TUNISIE - Graves inquiétudes concernant la liberté d’expression

Index AI : MDE 30/006/2005

Amnesty International demande la remise en liberté immédiate et sans condition du Tunisien Mohammed Abbou, avocat et défenseur des droits humains, à la veille de l’audience du jeudi 28 avril.

Mohammed Abbou, avocat et membre du Conseil national pour les libertés en Tunisie, comparaît pour deux articles diffusés sur Internet dans lesquels il critiquait le gouvernement tunisien. S’il est déclaré coupable, il risque une peine pouvant aller jusqu’à quinze années d’emprisonnement.

« Mohammed Abbou est jugé uniquement pour avoir exercé son droit à la liberté d’expression ; il doit être remis en liberté immédiatement, sans condition, a déclaré Amnesty International. Sa mise en détention et son procès rappellent de façon préoccupante que ceux qui critiquent le gouvernement risquent toujours l’emprisonnement. »

Mohammed Abbou est détenu depuis le 1er mars 2005, en lien avec un article dans lequel il dénonçait la torture en Tunisie, après la vague d’intérêt suscité par les images des tortures pratiquées sur des prisonniers irakiens à Abou Ghraïb. L’article avait été diffusé sur Internet le 26 août 2004. Son arrestation pourrait également être liée à un article plus récent, dans lequel il critiquait l’invitation lancée par le gouvernement au Premier ministre israélien Ariel Sharon pour qu’il assiste au Sommet des Nations unies sur la société de l’information qui doit se tenir en Tunisie en novembre 2005.

Au cours de ces dernières semaines, de très nombreux avocats ont organisé un sit-in à la Maison de l’avocat, située en face du Palais de Justice de Tunis, pour demander la remise en liberté de leur collègue et plus de respect et d’indépendance pour leur profession. Après les manifestations de grande envergure organisées par les avocats tunisiens pour protester contre l’interpellation et le placement en détention de Mohammed Abbou, celui-ci a été transféré à la prison d’El-Kef, à environ 200 kilomètres de Tunis où il était détenu jusqu’alors et où réside sa famille. Ses avocats se seraient vus refuser l’autorisation de lui rendre visite à plusieurs reprises.

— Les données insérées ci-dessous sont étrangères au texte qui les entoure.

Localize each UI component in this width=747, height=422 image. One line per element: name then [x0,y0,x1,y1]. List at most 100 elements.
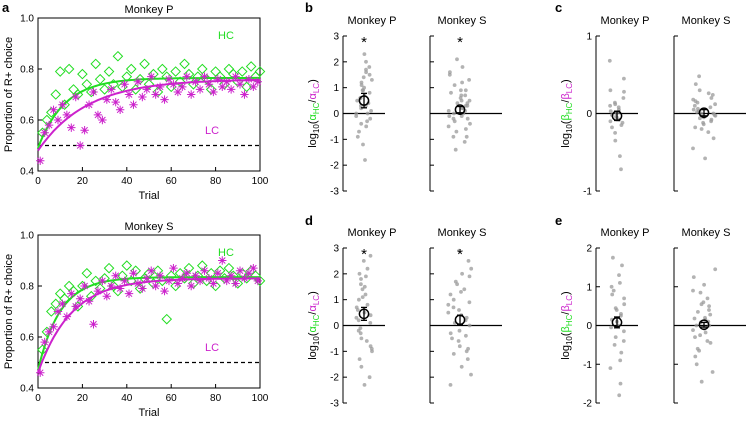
data-point-hc [223,63,235,75]
data-point [694,362,699,367]
data-point-lc [218,82,227,92]
y-tick-label: 0.6 [20,116,34,127]
data-point-lc [98,115,107,125]
y-tick-label: 1 [333,295,339,306]
panel-b: -3 -2 -1 0 1 2 3 Monkey P * Monkey S * log10(αHC/αL… [305,0,502,198]
data-point [361,259,366,263]
data-point [468,121,472,126]
data-point-lc [178,274,187,283]
axes-box [37,17,261,172]
chart-title: Monkey P [125,4,174,16]
data-point-lc [107,281,116,291]
data-point [369,109,373,113]
data-point-lc [186,90,196,99]
data-point [448,70,452,75]
series-hc [37,260,266,371]
data-point-hc [210,66,221,77]
data-point-lc [209,279,218,288]
data-point [370,78,374,82]
data-point [618,281,622,285]
data-point [446,302,451,307]
y-tick-label: -1 [583,360,592,371]
data-point-lc [120,276,129,286]
data-point-lc [138,92,147,102]
data-point [705,296,710,301]
data-point [457,328,462,333]
data-point [365,119,369,124]
data-point-lc [204,80,214,89]
data-point [368,313,373,318]
data-point [707,308,711,312]
data-point [701,300,706,305]
data-point [459,88,463,93]
data-point-hc [179,58,190,70]
y-tick-label: 0 [333,321,339,332]
data-point [453,147,458,152]
data-point-lc [107,85,116,94]
data-point-lc [111,271,120,280]
data-point-lc [75,294,85,303]
data-point [367,65,372,69]
group-monkey-p: -1 0 1 Monkey P [583,15,649,198]
data-point [697,74,701,79]
data-point-lc [115,284,125,293]
data-point [453,279,458,284]
data-point [619,312,623,316]
data-point [354,111,359,116]
data-point [459,364,464,369]
data-point [360,295,365,299]
data-point-lc [253,77,262,86]
data-point [691,146,695,151]
data-point [355,134,360,139]
data-point [459,290,463,294]
data-point [691,288,695,293]
data-point-lc [129,269,138,278]
y-tick-label: 1 [333,83,339,94]
legend-hc: HC [218,30,234,42]
y-tick-label: 0.4 [20,167,34,178]
data-point [359,364,364,369]
data-point [608,103,612,108]
data-point [455,57,459,62]
y-tick-label: -2 [583,399,592,410]
data-point-lc [160,286,169,296]
data-point-hc [254,66,266,77]
group-monkey-s: Monkey S [673,15,746,192]
data-point [467,98,472,103]
mean-marker [611,110,623,122]
data-point [457,308,461,312]
data-point [691,275,696,279]
data-point [703,330,708,335]
data-point [621,96,626,100]
data-point-lc [182,269,191,278]
data-point [368,253,373,258]
data-point [707,304,711,308]
data-point [451,134,456,139]
data-point [616,105,621,110]
data-point [619,350,624,355]
x-tick-label: 80 [210,393,222,404]
data-point-lc [71,302,80,311]
data-point-hc [223,262,235,274]
fit-curve-lc [37,277,260,374]
data-point-hc [50,298,62,310]
data-point-lc [115,105,125,114]
data-point [622,76,626,81]
data-point-lc [155,82,165,92]
data-point [619,123,624,127]
group-monkey-p: -3 -2 -1 0 1 2 3 Monkey P * [330,227,396,410]
significance-marker: * [361,34,367,51]
data-point [698,290,703,295]
data-point [466,259,471,263]
data-point [356,318,361,323]
data-point [463,88,468,93]
data-point [367,90,372,95]
series-hc [37,50,266,149]
y-axis-label: log10(βHC/βLC) [560,291,574,359]
panel-label: b [305,0,313,15]
data-point-lc [142,85,151,94]
x-tick-label: 20 [77,176,89,187]
data-point-lc [40,337,49,347]
data-point [692,103,697,108]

« Il est grand temps que les autorités tunisiennes prennent des mesures concrètes visant à lever les restrictions à la liberté d’expression. Dans l’immédiat, le gouvernement doit abroger toutes les lois prévoyant des peines d’emprisonnement pour l’exercice pacifique du droit à la liberté d’expression car elles bafouent les normes internationales », a déclaré Amnesty International.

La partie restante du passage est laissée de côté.